Saudi Arabia likely sees little benefit to backing off its new strategy of flooding the market. In fact, Riyadh may now view additional volumes as critical to its budget with prices so low. “Saudi Arabia now needs to produce 13m bl/day and export 10-11m bl/day which, together with government spending cuts of 20-30 percent, will bring down its social break-even towards $50/bl,” Bjarne Schieldrop, chief commodities analyst at SEB, said in a report. “Lifting Saudi Aramco’s production capacity to 13m bl/day is not a threat, it is a need.”
“The market is hoping for too much if it is now expecting Saudi Arabia to cut production aggressively again once we are on the other side of the Q2 2020 oil market disaster and price trough,” Schieldrop said.
On April 5, Aramco will publish its prices for May, which will offer a major signal regarding Riyadh’s intentions.
The thrashing around by the US government, oil regulators and even some shale companies reveals their lack of leverage. They are throwing a lot at the wall and trying to see what sticks. As Liam Denning put it in Bloomberg Opinion: “The long arc of the American dream of energy independence, having recently soared Icarus-like toward energy dominance, has finally crashed ignominiously into energy incoherence.”
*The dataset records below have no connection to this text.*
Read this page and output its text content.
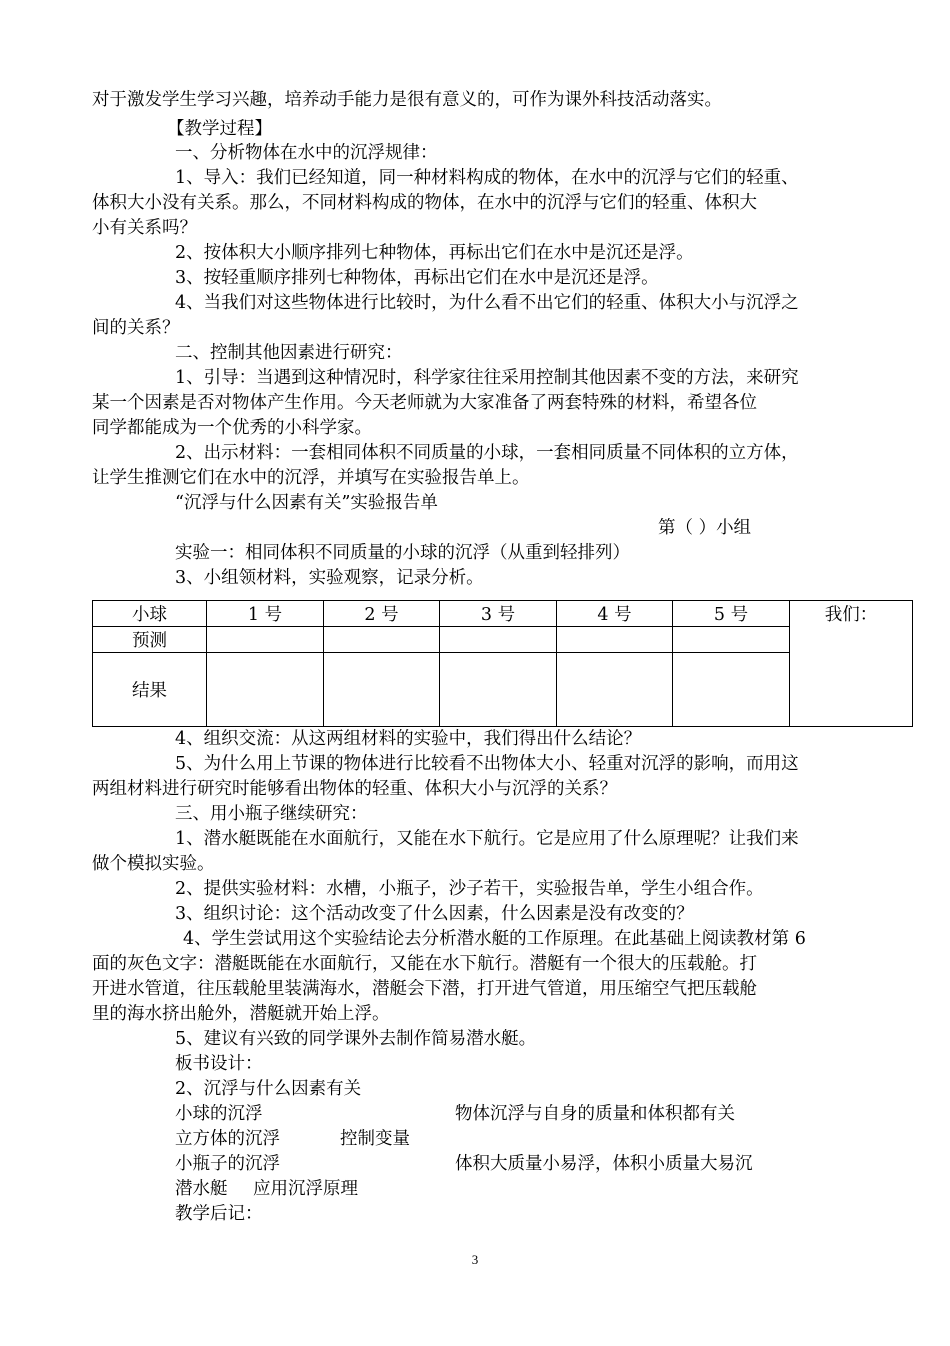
对于激发学生学习兴趣，培养动手能力是很有意义的，可作为课外科技活动落实。
【教学过程】
一、分析物体在水中的沉浮规律：
1、导入：我们已经知道，同一种材料构成的物体，在水中的沉浮与它们的轻重、
体积大小没有关系。那么，不同材料构成的物体，在水中的沉浮与它们的轻重、体积大
小有关系吗？
2、按体积大小顺序排列七种物体，再标出它们在水中是沉还是浮。
3、按轻重顺序排列七种物体，再标出它们在水中是沉还是浮。
4、当我们对这些物体进行比较时，为什么看不出它们的轻重、体积大小与沉浮之
间的关系？
二、控制其他因素进行研究：
1、引导：当遇到这种情况时，科学家往往采用控制其他因素不变的方法，来研究
某一个因素是否对物体产生作用。今天老师就为大家准备了两套特殊的材料，希望各位
同学都能成为一个优秀的小科学家。
2、出示材料：一套相同体积不同质量的小球，一套相同质量不同体积的立方体，
让学生推测它们在水中的沉浮，并填写在实验报告单上。
“沉浮与什么因素有关”实验报告单
第（ ）小组
实验一：相同体积不同质量的小球的沉浮（从重到轻排列）
3、小组领材料，实验观察，记录分析。
小球	1 号	2 号	3 号	4 号	5 号	我们：
预测						
结果						
4、组织交流：从这两组材料的实验中，我们得出什么结论？
5、为什么用上节课的物体进行比较看不出物体大小、轻重对沉浮的影响，而用这
两组材料进行研究时能够看出物体的轻重、体积大小与沉浮的关系？
三、用小瓶子继续研究：
1、潜水艇既能在水面航行，又能在水下航行。它是应用了什么原理呢？让我们来
做个模拟实验。
2、提供实验材料：水槽，小瓶子，沙子若干，实验报告单，学生小组合作。
3、组织讨论：这个活动改变了什么因素，什么因素是没有改变的？
4、学生尝试用这个实验结论去分析潜水艇的工作原理。在此基础上阅读教材第 6
面的灰色文字：潜艇既能在水面航行，又能在水下航行。潜艇有一个很大的压载舱。打
开进水管道，往压载舱里装满海水，潜艇会下潜，打开进气管道，用压缩空气把压载舱
里的海水挤出舱外，潜艇就开始上浮。
5、建议有兴致的同学课外去制作简易潜水艇。
板书设计：
2、沉浮与什么因素有关
小球的沉浮	物体沉浮与自身的质量和体积都有关
立方体的沉浮	控制变量
小瓶子的沉浮	体积大质量小易浮，体积小质量大易沉
潜水艇 应用沉浮原理
教学后记：
3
At the same time, Russia and Saudi Arabia won’t escape unscathed. Goldman Sachs says that Russia may also face shut-ins. “Russia will likely be required to shut-in production given the inland nature of its production and the decline in refinery runs happening in its European pipeline export market,” the investment bank said. Moscow may want to get ahead of this problem and use it as a carrot to entice cuts from elsewhere.
Riyadh also has immense budgetary pressure from low prices. For now, the Saudi government is targeting volumes over price, but that may not last forever. Perhaps the one piece of leverage the US has is threatening other parts of the American-Saudi relationship. North Dakota Senator Kevin Cramer has proposed pulling US troops out of the Middle East as a way of applying pressure on Riyadh.
Because of these dynamics, some see a slight possibility of an international arrangement. “[W]hile coming to such an agreement remains difficult, signs of policy discussions are multiplying and we believe such an outcome should no longer be dismissed,” Goldman concluded.
But given the size of the demand shock, the attempts to negotiate are “likely too little too late” for the oil market, Goldman concluded.